Retraite : la réforme continue d’être rejetée par les Français

Beaucoup redoutent l’usure physique ou mentale, le manque de perspectives ou la fragilité de leur poste.
L’âge légal de départ à la retraite a été repoussé à 64 ans. Deux ans après l’adoption de la réforme, ce nouvel horizon continue de susciter un scepticisme profond chez de nombreux Français. Un sondage réalisé début avril 2025 par l’Ifop pour la CGT permet d’identifier précisément les préoccupations dominantes : fatigue professionnelle, incertitude sur la stabilité de l’emploi, et forte demande pour des alternatives de financement plus équilibrées.
Retraite : 62 ans, l’âge plébiscité par une majorité de Français
Si l’entrée en vigueur de l’âge légal à 64 ans est désormais actée, elle ne semble pas pour autant avoir convaincu l’opinion. Selon le sondage Ifop commandé par la CGT début avril 2025, 61 % des Français souhaitent un retour à 62 ans comme âge légal de départ à la retraite.
Cette préférence est particulièrement marquée chez les salariés et les ouvriers, mais elle traverse toutes les catégories socio-professionnelles. Plus frappant encore : 56 % des personnes interrogées déclarent qu’elles préféreraient un départ dès 60 ans, une proportion significative qui traduit un attachement fort à une retraite plus précoce que le cadre actuel.
Travailler jusqu’à 64 ans ? Une perspective redoutée
Premier enseignement du sondage : pour une majorité d’actifs, rester en emploi jusqu’à 64 ans semble difficile, voire irréaliste. 54 % des personnes interrogées estiment qu’elles ne pourront pas travailler à temps plein jusqu’à l’âge légal actuel, une proportion qui grimpe à 60 % chez les femmes et à 66 % chez les ouvriers. Plus inquiétant encore, 43 % des salariés du privé anticipent un licenciement avant d’atteindre cet âge.

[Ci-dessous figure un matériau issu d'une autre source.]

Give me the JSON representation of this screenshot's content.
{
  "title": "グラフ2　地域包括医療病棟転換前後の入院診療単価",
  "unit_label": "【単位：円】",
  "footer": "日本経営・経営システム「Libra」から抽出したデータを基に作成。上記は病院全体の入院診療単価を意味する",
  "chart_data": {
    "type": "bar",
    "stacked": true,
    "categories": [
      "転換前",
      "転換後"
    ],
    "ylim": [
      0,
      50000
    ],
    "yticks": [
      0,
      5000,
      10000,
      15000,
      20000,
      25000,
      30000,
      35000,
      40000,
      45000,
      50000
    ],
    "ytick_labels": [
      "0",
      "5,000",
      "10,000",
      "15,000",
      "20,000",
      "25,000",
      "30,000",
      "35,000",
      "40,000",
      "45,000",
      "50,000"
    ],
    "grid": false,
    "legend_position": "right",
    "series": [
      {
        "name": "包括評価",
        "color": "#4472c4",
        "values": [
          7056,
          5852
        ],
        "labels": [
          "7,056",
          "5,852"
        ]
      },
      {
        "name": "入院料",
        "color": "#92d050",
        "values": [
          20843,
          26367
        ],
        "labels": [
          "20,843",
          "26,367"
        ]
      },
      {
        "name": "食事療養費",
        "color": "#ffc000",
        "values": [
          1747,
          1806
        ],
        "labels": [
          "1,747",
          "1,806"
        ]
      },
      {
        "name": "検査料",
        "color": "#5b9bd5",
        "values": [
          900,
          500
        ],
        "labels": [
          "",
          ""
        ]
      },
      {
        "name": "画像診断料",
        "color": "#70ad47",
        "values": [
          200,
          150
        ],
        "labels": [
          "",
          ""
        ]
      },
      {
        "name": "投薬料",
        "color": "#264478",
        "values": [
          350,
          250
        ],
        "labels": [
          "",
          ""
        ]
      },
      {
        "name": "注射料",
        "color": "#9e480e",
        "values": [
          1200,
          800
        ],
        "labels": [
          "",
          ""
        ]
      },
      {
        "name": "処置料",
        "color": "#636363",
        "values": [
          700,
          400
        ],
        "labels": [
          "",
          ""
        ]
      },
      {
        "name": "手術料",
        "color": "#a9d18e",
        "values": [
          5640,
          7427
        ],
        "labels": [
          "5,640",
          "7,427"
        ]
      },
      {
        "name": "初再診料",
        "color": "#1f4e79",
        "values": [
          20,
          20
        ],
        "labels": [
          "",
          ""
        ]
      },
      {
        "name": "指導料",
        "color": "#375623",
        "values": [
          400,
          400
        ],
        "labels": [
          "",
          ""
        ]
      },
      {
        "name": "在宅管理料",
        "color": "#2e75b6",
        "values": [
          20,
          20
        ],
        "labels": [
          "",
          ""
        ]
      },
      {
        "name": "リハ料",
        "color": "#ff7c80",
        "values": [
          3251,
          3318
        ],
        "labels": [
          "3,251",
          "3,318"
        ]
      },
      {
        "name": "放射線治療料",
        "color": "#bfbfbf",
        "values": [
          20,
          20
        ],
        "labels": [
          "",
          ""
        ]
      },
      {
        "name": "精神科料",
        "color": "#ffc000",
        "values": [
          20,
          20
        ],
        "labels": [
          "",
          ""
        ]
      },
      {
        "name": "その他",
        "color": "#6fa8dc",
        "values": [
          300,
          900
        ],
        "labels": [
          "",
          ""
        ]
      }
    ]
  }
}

Ces chiffres témoignent d’un profond malaise : allongement de la durée de vie professionnelle, certes, mais dans quelles conditions ? Beaucoup redoutent l’usure physique ou mentale, le manque de perspectives ou la fragilité de leur poste. Derrière cette crainte, une question récurrente : comment rester compétitif sur le marché du travail au-delà de 60 ans, sans subir l’exclusion professionnelle ?
Retraite : comment financer le régime ? Les Français le savent
Si la réforme mise sur un report de l’âge de départ pour assurer l’équilibre du système, l’opinion publique, elle, se projette autrement. Le sondage Ifop met en lumière un ensemble de pistes économiques jugées plus justes et potentiellement efficaces. En tête de liste, l’égalité salariale femmes-hommes, plébiscitée par 86 % des répondants, est perçue comme un levier à la fois socialement juste et financièrement utile.
Autres idées largement soutenues :
- 82 % souhaitent une taxation accrue des dividendes versés aux actionnaires, dans une logique de rééquilibrage des contributions entre travail et capital.
- 80 % demandent une revalorisation des salaires assujettis à cotisation, pour alimenter plus fortement les caisses.
- 78 % sont favorables à une hausse d’un point des cotisations patronales, un effort jugé acceptable si partagé.
- Enfin, 65 % proposent d’élargir l’assiette des cotisations aux revenus dits “complémentaires” : primes, intéressements, bonus.
Au-delà des chiffres, ce sondage traduit une cohérence dans les aspirations des Français : la retraite reste un pilier central du modèle social, mais elle doit s’adapter aux réalités actuelles du travail. L’usure professionnelle, la précarisation des parcours et les inégalités persistantes ne peuvent plus être ignorées dans les projections financières.
L’attachement au système par répartition reste solide, tout comme le refus d’un transfert vers un modèle capitalisé — seuls 29 % des sondés déclarent faire confiance à la capitalisation pour financer leurs pensions.